For the academic, the corporate concept of community—both internally and in its external projection—has become a key factor in business performance, as it directly influences profitability, productivity and the capacity to retain talent. For years, organisational culture was regarded as a “soft” element, but it is now recognised as a strategic variable for successfully executing business strategy, he notes. To support this argument, the report, written by journalist Alicia Jaramillo, provides conclusive data: companies with high levels of employee engagement can increase profitability by up to 21% and productivity by 17%, demonstrating that internal culture directly impacts operational performance.
Ventosa points out that many organisations fail not because of a lack of strategy, but because their internal culture is not prepared to implement it. Although most executives consider a strong culture essential for success, few companies actually manage to align their values and behaviours with their strategic objectives. Drawing on the experience of Human Performance, the report also highlights that poorly managed corporate culture leads to staff turnover, absenteeism and difficulties in adapting to change. By contrast, organisations that promote trust, responsibility and collaboration show greater resilience in the face of market and technological transformations.

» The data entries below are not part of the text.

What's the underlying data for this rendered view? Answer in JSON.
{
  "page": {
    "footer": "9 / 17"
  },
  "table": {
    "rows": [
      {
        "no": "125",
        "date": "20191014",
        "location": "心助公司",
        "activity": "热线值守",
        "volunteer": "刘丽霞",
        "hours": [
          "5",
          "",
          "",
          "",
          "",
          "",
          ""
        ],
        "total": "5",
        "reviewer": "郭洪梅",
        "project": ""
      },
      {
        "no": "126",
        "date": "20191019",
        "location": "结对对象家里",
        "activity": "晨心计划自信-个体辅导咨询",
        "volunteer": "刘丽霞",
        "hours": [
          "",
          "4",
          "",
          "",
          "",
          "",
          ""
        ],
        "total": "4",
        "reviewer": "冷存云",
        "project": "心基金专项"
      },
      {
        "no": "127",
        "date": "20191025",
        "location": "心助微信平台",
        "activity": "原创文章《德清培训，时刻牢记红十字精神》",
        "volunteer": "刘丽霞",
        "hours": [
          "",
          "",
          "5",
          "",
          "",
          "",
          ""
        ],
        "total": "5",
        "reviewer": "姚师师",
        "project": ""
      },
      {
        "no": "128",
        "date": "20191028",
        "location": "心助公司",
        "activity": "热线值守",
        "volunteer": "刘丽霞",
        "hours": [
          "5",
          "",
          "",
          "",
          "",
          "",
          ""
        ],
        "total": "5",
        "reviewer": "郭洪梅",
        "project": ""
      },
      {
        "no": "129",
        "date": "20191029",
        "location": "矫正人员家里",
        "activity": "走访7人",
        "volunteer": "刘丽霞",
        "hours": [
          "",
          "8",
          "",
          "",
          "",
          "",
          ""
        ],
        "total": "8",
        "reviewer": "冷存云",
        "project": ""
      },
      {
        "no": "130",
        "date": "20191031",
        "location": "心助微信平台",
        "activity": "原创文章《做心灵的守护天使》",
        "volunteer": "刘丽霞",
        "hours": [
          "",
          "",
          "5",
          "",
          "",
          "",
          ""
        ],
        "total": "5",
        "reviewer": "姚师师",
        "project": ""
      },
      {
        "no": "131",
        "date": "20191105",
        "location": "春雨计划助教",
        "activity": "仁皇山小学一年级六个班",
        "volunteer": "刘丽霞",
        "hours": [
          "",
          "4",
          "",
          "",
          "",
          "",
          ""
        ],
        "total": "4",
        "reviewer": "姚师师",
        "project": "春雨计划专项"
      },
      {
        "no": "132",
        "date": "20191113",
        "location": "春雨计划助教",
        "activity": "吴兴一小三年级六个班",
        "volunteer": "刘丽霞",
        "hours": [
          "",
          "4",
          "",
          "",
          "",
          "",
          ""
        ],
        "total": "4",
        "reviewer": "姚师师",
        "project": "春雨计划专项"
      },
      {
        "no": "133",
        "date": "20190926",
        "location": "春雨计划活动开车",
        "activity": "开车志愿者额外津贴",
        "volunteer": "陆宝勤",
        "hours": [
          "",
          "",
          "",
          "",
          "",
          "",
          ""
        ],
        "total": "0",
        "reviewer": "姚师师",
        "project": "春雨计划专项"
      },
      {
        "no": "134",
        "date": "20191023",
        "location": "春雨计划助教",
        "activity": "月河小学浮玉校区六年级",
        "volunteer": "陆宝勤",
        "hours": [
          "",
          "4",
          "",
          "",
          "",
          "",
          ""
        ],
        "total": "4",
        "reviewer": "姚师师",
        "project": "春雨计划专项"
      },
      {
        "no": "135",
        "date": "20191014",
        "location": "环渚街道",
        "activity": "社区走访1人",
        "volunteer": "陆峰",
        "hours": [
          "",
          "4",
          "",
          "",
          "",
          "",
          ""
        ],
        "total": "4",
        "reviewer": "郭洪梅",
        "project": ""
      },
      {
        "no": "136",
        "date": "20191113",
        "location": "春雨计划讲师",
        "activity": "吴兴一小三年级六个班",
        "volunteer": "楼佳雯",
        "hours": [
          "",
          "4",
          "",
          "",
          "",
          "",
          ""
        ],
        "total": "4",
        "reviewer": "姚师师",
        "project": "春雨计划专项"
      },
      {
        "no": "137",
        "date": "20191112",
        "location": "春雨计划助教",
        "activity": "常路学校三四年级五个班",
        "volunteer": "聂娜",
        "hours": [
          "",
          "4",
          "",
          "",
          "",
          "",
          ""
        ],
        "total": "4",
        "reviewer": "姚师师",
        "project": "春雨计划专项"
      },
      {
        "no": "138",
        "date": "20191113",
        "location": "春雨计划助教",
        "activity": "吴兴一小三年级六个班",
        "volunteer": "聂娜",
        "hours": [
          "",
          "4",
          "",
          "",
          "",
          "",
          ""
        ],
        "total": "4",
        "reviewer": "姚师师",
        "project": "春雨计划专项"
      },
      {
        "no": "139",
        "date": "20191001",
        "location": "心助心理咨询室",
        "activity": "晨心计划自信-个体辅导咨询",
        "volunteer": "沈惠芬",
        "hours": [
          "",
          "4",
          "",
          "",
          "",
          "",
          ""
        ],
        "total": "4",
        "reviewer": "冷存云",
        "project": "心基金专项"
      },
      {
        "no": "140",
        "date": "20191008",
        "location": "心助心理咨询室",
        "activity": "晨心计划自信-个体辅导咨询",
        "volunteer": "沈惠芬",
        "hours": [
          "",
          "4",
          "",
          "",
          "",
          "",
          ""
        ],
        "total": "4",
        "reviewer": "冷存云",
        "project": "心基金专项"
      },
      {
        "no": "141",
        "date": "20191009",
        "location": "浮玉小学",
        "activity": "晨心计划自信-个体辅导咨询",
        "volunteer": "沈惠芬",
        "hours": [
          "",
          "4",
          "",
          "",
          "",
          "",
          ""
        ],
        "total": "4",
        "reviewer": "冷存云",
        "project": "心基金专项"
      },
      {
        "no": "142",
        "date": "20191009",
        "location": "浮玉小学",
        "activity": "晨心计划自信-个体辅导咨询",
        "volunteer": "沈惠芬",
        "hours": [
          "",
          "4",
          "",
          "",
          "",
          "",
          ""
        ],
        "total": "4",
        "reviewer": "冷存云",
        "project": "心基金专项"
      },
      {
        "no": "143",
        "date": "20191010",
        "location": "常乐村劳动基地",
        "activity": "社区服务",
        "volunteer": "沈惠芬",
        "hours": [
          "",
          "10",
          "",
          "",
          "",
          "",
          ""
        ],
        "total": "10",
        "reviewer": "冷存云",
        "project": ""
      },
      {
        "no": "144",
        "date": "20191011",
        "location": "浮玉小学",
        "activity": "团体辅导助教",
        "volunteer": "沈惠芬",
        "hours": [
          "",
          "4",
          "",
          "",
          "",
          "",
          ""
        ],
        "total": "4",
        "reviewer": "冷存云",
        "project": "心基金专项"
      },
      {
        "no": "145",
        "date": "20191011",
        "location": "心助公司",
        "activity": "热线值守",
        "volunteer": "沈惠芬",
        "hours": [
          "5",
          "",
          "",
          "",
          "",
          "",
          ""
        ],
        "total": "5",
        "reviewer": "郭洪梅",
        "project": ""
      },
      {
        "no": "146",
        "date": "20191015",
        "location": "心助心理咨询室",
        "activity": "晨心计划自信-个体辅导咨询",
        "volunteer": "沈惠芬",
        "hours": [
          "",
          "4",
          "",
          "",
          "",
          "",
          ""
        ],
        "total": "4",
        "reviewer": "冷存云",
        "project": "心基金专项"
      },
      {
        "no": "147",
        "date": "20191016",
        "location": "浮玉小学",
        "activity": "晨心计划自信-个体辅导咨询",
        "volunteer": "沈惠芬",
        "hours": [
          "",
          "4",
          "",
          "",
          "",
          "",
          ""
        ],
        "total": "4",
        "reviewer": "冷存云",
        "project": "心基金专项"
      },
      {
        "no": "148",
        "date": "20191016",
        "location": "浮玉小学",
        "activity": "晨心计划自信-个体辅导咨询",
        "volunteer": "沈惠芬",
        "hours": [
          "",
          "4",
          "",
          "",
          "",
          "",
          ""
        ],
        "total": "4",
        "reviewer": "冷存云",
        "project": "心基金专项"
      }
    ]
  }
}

“In a scenario characterised by digital transformation, global competition and the constant evolution of talent expectations, organisational culture emerges as a measurable strategic differentiator. Its omission no longer represents merely a reputational risk, but an operational risk. From this perspective, the central question for executive teams is not limited to designing strategy, but rather to the real capacity of organisational culture to sustain it under pressure,” the text concludes.
Author of the reference work in human resources management, “Leadership Analytics,” Ventosa promotes an innovative vision of leadership understood as a system integrating science, consciousness and results. His approach combines executive experience with a solid methodological foundation that links both the quality and quantity of leadership to business sustainability. He has developed his career as a professor, consultant and advisor, supporting executives, boards of directors and business families in Spain and Latin America, and has taught at leading business schools. The expert was admitted as a Numerary Member of the READ on 18 February with the inaugural address “Leadership Analytics: Towards Verifiable and Conscious Leadership”, in which he called for business leadership to cease being an abstract and arbitrary concept and instead become a verifiable, conscious and adaptive discipline.